Another issue raised by EY is the cost of flash accommodation for council staff at No 1 Queen St, saying the $550sq m cost could be pared back to the $450sq m cost, reflecting a B grade rather than an A grade standard.
Auckland's highest paid bureaucrat, Auckland Transport boss David Warburton, who earns between $660,000 and $680,000, has had an office on the 17th floor of No 1 Queen St with spectacular harbour views since early last year.
Last night, an Auckland Transport spokesman said the council body had a strategy to consolidate and move to cheaper premises. It was actively pursuing other premises, but so far, nothing has become available.
A no-holds-barred review of council assets by two advisory firms - EY and Cameron Partners - offers up billions of dollars for the cash-strapped Auckland Council but little in the way of rates relief.
A proposed privatisation programme of Super City assets, range from golf courses to port and airport shares.
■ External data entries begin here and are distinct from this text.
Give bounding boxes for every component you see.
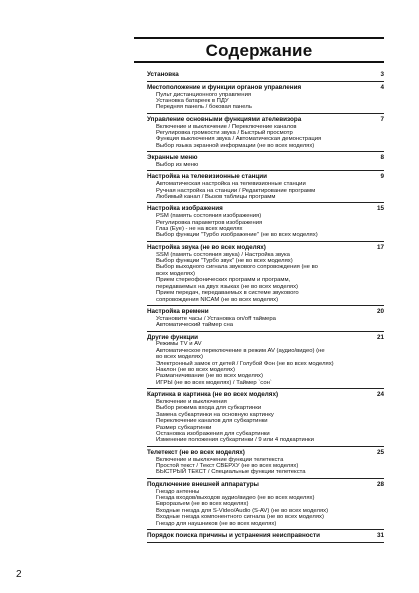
toc-section [147,205,384,241]
toc-section [147,334,384,390]
toc-subitem: всех моделях) [156,270,195,277]
toc-subitem: Функция выключения звука / Автоматическая демонстрация [156,136,322,143]
section-page-number: 28 [376,480,384,488]
section-page-number: 20 [376,307,384,315]
toc-subitem: передаваемых на двух языках (не во всех моделях) [156,283,298,290]
toc-subitem: Выбор из меню [156,162,199,169]
toc-subitem: сопровождения NICAM (не во всех моделях) [156,296,279,303]
toc-section-heading[interactable] [147,244,384,252]
section-title: Телетекст (не во всех моделях) [147,448,245,456]
section-title: Настройка изображения [147,205,223,213]
section-page-number: 15 [376,205,384,213]
toc-subitem: PSM (память состояния изображения) [156,213,262,220]
toc-subitem: Ручная настройка на станции / Редактирование программ [156,187,316,194]
section-page-number: 25 [376,448,384,456]
toc-section-heading[interactable] [147,154,384,162]
toc-subitem: Любимый канал / Вызов таблицы программ [156,194,276,201]
toc-subitem: Размагничивание (не во всех моделях) [156,373,263,380]
toc-subitem: Гнездо для наушников (не во всех моделях) [156,520,277,527]
toc-subitem: Выбор функции "Турбо изображение" (не во всех моделях) [156,232,318,239]
toc-subitem: Выбор функции "Турбо звук" (не во всех моделях) [156,258,293,265]
toc-section-heading[interactable] [147,308,384,316]
section-title: Картинка в картинка (не во всех моделях) [147,391,279,399]
section-title: Подключение внешней аппаратуры [147,480,259,488]
toc-subitem: во всех моделях) [156,354,203,361]
toc-subitem: Прием передач, передаваемых в системе звукового [156,290,299,297]
page-title: Содержание [205,41,313,60]
section-title: Другие функции [147,333,198,341]
section-page-number: 9 [380,173,384,181]
toc-subitem: Гнездо антенны [156,488,200,495]
section-page-number: 7 [380,115,384,123]
toc-section-heading[interactable] [147,449,384,457]
toc-section [147,308,384,332]
toc-section [147,71,384,82]
toc-subitem: Режимы TV и AV [156,341,202,348]
toc-subitem: Включение и выключение функции телетекста [156,456,284,463]
toc-subitem: Замена субкартинки на основную картинку [156,411,274,418]
toc-section [147,481,384,530]
toc-subitem: Выбор языка экранной информации (не во всех моделях) [156,142,315,149]
toc-subitem: SSM (память состояния звука) / Настройка звука [156,251,290,258]
toc-subitem: Размер субкартинки [156,424,212,431]
toc-subitem: Автоматическая настройка на телевизионные станции [156,181,306,188]
toc-section-heading[interactable] [147,205,384,213]
toc-section [147,116,384,152]
toc-subitem: Автоматическое переключение в режим AV (аудио/видео) (не [156,347,325,354]
section-page-number: 21 [376,333,384,341]
toc-section-heading[interactable] [147,391,384,399]
toc-subitem: Включение и выключения [156,398,227,405]
toc-section [147,173,384,203]
toc-section [147,391,384,447]
toc-subitem: Простой текст / Текст СВЕРХУ (не во всех моделях) [156,463,299,470]
toc-subitem: Выбор режима входа для субкартинки [156,405,262,412]
toc-section-heading[interactable] [147,84,384,92]
toc-subitem: Гнезда входов/выходов аудио/видео (не во всех моделях) [156,495,315,502]
section-title: Настройка времени [147,307,209,315]
toc-section-heading[interactable] [147,334,384,342]
toc-subitem: Регулировка громкости звука / Быстрый просмотр [156,130,293,137]
toc-subitem: Входные гнезда компонентного сигнала (не во всех моделях) [156,514,324,521]
toc-subitem: Прием стереофонических программ и программ, [156,277,291,284]
section-page-number: 8 [380,154,384,162]
toc-subitem: Включение и выключение / Переключение каналов [156,123,297,130]
table-of-contents [147,71,384,545]
section-page-number: 3 [380,71,384,78]
toc-subitem: Установите часы / Установка on/off таймера [156,315,276,322]
section-title: Управление основными функциями ателевизора [147,115,302,123]
section-page-number: 31 [376,532,384,540]
toc-section-heading[interactable] [147,532,384,540]
section-title: Местоположение и функции органов управления [147,83,302,91]
toc-subitem: ИГРЫ (не во всех моделях) / Таймер `сон` [156,379,272,386]
section-page-number: 4 [380,83,384,91]
page-number: 2 [16,569,22,580]
toc-section-heading[interactable] [147,116,384,124]
toc-subitem: Выбор выходного сигнала звукового сопровождения (не во [156,264,318,271]
toc-section-heading[interactable] [147,71,384,79]
toc-section [147,449,384,479]
toc-subitem: Евроразъем (не во всех моделях) [156,501,249,508]
toc-section [147,84,384,114]
section-title: Порядок поиска причины и устранения неисправности [147,532,320,540]
toc-section [147,154,384,171]
toc-subitem: Передняя панель / боковая панель [156,104,252,111]
toc-subitem: Наклон (не во всех моделях) [156,366,235,373]
toc-section [147,244,384,306]
toc-subitem: Остановка изображения для субкартинки [156,431,270,437]
toc-subitem: Электронный замок от детей / Голубой Фон (не во всех моделях) [156,360,334,367]
section-title: Экранные меню [147,154,198,162]
section-title: Установка [147,71,179,78]
toc-subitem: БЫСТРЫЙ ТЕКСТ / Специальные функции телетекста [156,469,306,476]
section-title: Настройка звука (не во всех моделях) [147,243,266,251]
toc-section-heading[interactable] [147,481,384,489]
toc-subitem: Входные гнезда для S-Video/Audio (S-AV) (не во всех моделях) [156,507,329,514]
toc-subitem: Установка батареек в ПДУ [156,98,229,104]
section-page-number: 24 [376,391,384,399]
section-title: Настройка на телевизионные станции [147,173,267,181]
toc-subitem: Глаз (Eye) - не на всех моделях [156,226,243,233]
toc-subitem: Переключение каналов для субкартинки [156,418,268,425]
toc-section [147,532,384,543]
toc-subitem: Изменение положения субкартинки / 9 или 4 подкартинки [156,437,314,444]
toc-subitem: Автоматический таймер сна [156,322,234,329]
toc-subitem: Регулировка параметров изображения [156,219,263,226]
toc-subitem: Пульт дистанционного управления [156,91,252,98]
title-frame [134,37,384,63]
section-page-number: 17 [376,243,384,251]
The programme will not affect current rates, which rose by an average of 9.9 per cent for households this year after promises by Mayor Len Brown to peg them at 2.5 per cent.
There is a chance the level of rates increases could reduce in future.
Proceeds are earmarked for new roads, public transport, water connections and other infrastructure to meet Auckland's rapid growth. Some proceeds could go to reducing debt.
Mark Thomas, a centre-right candidate for the mayoralty, has given lukewarm support to privatisation of core assets like the airport and port shares.
"Many Aucklanders will be concerned at the prospect of reducing council's airport shareholding from the $1.3 billion it is currently valued at. But even if the current 22 per cent holding was reduced to 10 per cent, this would save Auckland ratepayers around $150 million in debt interest savings even adjusting for the dividend reduction," he said.
Mr Thomas said the Port of Tauranga has been New Zealand's most successful port with the Bay of Plenty Regional Council retaining a 54 per cent majority ownership. Under an EY proposal where council retains the land, but provides a long-term lease of a regulatory controlled operator to run the port, Auckland ratepayers could have $414 million additional to invest in other local priorities.
He said said options to consider Watercare's structure and the Auckland Energy Consumer Trust are more complicated and would require central government consent. He did not see them as key priorities for now.
"Almost all of the EY reports 18 opportunities should be further investigated," Mr Thomas said.
"As Mayor I would make the sale of any significant asset subject to annual plan consultation, and this would include any change to council's airport shareholding, financial assets, the port or community assets such as golf courses."